The universal-themed small town and interpersonal vignettes that move me exist in songs like Jeannie C. Riley’s “Harper Valley, P.T.A.”, about hypocrisy from the point of view of a single mother. Or Charlie Rich’s “Life’s Little Ups and Downs,” about the truest of true loves against a backdrop of economic uncertainty. I recall Stoney Edwards’s “Poor Folks Stick Together,” which reveals the positive side of people taking care of each other, or Linda Martell’s “Color Him Father,” about loss and the love of a non-traditional family. Or Jason Isbell’s “Cast Iron Skillet,” about the personal cost of racism.

My list also includes pretty much anything ever written by Dolly Parton, Kris Kristofferson, or Jimmy Webb.
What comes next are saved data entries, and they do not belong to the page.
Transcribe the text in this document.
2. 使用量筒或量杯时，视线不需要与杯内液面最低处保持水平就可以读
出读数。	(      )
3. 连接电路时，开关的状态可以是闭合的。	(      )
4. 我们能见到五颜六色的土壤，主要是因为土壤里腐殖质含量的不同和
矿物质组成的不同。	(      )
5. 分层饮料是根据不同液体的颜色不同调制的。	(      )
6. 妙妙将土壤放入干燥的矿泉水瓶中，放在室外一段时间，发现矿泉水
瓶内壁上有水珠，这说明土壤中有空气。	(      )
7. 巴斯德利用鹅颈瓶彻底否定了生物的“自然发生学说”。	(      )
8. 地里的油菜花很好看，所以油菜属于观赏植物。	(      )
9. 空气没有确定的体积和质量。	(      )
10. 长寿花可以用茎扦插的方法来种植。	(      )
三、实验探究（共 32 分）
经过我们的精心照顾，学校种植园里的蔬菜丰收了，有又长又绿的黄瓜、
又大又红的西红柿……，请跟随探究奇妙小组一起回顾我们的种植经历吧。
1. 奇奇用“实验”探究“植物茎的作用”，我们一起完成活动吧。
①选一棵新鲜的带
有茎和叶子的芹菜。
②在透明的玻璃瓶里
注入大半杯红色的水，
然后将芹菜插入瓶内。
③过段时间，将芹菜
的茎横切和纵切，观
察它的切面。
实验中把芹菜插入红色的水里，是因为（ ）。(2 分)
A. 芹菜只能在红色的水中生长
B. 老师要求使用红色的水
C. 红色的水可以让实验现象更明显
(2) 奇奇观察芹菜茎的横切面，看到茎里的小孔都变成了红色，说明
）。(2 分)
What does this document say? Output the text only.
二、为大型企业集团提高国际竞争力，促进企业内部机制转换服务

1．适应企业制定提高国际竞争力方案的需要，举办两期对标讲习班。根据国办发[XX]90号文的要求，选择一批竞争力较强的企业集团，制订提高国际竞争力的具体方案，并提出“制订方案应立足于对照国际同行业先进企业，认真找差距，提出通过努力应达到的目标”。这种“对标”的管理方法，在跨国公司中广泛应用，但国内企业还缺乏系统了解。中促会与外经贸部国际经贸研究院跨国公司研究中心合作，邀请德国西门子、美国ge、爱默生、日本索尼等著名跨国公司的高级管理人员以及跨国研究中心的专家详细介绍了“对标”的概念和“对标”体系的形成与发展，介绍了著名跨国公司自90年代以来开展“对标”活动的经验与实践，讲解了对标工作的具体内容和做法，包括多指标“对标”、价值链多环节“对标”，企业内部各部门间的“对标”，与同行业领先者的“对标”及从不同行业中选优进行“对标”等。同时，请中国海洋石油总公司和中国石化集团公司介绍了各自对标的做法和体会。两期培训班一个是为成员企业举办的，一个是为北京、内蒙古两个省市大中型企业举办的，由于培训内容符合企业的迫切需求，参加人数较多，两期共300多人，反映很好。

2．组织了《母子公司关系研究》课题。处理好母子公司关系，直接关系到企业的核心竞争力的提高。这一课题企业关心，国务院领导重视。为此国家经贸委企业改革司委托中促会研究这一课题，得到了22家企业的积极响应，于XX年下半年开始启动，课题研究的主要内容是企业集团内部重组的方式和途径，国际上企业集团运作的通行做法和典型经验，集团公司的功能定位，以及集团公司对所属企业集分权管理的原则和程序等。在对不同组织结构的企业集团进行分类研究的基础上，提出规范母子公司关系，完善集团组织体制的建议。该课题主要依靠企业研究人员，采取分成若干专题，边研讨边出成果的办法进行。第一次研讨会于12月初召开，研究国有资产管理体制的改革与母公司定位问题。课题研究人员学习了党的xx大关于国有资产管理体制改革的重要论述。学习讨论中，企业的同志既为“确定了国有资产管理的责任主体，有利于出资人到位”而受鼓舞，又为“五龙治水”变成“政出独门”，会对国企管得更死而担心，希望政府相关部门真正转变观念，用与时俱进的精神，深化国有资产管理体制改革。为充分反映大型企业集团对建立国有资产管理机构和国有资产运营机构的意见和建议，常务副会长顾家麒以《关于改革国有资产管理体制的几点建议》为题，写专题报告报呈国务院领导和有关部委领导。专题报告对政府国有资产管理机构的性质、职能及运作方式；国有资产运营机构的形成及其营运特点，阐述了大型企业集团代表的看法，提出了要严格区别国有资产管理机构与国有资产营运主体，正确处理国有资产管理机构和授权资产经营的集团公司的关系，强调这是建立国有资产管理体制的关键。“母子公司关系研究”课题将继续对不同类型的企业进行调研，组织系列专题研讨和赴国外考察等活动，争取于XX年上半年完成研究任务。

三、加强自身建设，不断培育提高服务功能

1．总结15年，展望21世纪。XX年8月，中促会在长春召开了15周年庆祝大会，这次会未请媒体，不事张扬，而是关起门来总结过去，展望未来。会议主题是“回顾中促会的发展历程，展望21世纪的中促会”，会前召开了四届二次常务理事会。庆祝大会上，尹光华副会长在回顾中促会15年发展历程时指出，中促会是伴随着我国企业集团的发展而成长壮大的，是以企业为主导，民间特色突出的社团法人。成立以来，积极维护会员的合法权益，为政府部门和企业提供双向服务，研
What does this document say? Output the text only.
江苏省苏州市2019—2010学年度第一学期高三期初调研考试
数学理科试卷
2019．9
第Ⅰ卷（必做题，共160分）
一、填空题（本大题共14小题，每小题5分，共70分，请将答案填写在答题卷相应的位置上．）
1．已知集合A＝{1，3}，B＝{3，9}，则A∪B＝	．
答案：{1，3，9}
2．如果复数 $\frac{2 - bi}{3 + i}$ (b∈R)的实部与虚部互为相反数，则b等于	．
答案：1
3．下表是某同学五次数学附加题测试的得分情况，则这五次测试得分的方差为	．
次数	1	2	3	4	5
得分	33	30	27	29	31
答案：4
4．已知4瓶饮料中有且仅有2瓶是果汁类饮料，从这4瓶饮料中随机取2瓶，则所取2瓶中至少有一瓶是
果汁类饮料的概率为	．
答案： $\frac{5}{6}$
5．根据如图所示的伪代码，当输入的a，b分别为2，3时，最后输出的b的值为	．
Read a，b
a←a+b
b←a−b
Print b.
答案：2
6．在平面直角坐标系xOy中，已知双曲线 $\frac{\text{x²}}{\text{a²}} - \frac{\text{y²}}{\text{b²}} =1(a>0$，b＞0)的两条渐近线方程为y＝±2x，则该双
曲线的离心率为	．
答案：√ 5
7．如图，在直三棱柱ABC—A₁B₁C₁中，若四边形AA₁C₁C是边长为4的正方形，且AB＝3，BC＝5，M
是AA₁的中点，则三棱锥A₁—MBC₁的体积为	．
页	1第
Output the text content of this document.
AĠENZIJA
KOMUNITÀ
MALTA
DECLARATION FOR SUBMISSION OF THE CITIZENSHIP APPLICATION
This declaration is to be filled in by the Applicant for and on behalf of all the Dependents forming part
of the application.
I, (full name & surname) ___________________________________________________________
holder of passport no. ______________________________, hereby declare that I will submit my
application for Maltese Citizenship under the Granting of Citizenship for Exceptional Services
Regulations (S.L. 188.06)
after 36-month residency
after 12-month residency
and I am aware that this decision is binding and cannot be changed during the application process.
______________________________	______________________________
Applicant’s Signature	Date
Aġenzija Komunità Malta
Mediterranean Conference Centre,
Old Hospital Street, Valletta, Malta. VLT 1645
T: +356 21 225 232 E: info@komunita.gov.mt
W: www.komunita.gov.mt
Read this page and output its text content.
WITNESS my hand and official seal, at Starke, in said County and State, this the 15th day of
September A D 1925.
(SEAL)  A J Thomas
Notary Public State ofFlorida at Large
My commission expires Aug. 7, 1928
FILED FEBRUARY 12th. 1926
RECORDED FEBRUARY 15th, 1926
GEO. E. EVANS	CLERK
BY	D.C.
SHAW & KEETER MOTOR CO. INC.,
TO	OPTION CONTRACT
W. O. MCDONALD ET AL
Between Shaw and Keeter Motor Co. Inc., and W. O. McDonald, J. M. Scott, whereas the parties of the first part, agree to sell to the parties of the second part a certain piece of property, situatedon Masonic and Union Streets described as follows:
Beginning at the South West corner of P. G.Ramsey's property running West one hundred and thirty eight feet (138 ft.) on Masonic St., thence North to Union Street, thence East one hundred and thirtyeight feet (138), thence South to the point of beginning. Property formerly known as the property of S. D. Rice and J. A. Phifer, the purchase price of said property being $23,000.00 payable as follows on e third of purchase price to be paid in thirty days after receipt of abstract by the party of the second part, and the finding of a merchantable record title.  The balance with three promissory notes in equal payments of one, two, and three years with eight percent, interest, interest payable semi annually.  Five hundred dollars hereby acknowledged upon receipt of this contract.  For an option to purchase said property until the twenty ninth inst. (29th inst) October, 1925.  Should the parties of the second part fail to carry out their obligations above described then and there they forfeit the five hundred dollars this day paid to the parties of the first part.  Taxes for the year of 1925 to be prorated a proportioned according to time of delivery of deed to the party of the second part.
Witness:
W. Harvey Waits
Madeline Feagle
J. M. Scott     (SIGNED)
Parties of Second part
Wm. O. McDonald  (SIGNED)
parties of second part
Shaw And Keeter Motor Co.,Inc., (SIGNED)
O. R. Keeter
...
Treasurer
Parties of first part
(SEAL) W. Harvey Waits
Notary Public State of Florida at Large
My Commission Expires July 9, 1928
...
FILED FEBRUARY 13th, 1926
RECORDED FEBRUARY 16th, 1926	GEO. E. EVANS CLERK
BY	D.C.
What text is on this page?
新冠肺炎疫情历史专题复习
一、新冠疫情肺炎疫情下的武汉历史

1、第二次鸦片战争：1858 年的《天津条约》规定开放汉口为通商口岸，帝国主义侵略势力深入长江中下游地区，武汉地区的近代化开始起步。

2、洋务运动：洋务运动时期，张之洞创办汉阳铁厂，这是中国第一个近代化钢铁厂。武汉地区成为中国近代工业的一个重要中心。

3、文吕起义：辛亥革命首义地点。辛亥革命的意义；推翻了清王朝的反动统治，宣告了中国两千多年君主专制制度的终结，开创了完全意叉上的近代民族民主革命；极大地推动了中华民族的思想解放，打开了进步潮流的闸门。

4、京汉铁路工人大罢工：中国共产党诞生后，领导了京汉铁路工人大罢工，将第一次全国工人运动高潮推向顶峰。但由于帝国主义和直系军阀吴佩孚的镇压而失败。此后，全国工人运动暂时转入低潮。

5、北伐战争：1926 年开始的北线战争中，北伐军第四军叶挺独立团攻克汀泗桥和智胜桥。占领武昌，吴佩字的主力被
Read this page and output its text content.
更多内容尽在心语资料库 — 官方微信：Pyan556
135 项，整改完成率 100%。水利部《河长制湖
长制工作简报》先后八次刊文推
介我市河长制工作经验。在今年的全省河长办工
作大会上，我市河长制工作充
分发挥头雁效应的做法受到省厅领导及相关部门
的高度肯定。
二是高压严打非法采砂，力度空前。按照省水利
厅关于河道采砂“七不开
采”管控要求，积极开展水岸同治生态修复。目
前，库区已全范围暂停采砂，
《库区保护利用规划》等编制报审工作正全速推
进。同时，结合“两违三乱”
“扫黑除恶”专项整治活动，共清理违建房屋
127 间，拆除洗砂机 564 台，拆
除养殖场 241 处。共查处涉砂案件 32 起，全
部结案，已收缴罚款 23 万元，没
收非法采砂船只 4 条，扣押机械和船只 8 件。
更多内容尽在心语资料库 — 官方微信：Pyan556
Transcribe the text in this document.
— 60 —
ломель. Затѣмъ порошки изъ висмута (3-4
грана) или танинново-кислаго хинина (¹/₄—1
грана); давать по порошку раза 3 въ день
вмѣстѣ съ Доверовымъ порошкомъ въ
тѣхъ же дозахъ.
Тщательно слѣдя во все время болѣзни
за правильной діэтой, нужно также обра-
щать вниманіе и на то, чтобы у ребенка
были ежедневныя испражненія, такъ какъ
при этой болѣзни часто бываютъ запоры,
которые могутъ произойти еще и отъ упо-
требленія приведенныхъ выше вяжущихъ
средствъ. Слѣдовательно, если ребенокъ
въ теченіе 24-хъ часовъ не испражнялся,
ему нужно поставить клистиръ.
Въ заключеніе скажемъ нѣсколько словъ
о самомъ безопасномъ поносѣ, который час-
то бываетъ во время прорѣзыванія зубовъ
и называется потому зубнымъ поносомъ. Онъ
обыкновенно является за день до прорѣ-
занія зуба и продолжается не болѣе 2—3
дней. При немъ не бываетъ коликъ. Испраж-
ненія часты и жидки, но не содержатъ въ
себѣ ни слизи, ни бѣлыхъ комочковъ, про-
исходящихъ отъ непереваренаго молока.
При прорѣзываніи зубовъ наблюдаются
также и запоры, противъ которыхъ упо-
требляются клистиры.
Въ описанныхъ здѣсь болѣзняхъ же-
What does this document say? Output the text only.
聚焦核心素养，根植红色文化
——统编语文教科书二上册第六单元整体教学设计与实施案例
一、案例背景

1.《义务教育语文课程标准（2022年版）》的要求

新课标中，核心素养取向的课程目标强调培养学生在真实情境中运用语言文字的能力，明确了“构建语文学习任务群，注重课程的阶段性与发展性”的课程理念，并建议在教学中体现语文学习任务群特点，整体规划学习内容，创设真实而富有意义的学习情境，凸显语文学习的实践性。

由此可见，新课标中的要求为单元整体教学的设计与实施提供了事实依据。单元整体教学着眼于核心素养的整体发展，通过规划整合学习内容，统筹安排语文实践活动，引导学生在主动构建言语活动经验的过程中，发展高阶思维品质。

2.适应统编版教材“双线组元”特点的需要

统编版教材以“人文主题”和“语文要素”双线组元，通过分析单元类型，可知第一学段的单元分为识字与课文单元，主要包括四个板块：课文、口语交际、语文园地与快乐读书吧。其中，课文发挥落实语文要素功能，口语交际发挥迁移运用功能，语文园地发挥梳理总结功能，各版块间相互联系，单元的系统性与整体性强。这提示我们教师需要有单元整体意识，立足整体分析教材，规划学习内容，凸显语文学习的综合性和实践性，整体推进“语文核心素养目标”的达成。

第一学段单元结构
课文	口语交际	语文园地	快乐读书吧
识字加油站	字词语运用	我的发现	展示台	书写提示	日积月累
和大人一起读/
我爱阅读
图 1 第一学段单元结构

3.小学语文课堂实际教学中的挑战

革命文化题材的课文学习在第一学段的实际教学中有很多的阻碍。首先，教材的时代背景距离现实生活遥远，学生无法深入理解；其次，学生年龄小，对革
Aldean is complaining that he’s being canceled. But he isn’t. He is solidifying his fan base: People who either already agree with him or somehow don’t see the problem. Did he create a controversy in pursuit of greater fame? Or did he simply reveal himself and then decide to play the victim when the storm began? I don’t know. He’s selling records and being talked about. He’s the anti-woke hero of the moment. He’s not a soldier in the culture wars; he has attained a higher rank.

What I do know is that country music is rich and nuanced, and like jazz, blues, soul, and other genres, it is uniquely American – broadly, not narrowly. I am disheartened that Jingo Country, in the minds of some, is giving a lot of really great music a bad name.

Lower Mills resident Joyce Linehan has worked in music, politics, and higher education. This opinion piece first appeared in WBUR’s Cognoscenti commentary section. The Reporter and WBUR share content through a media partnership.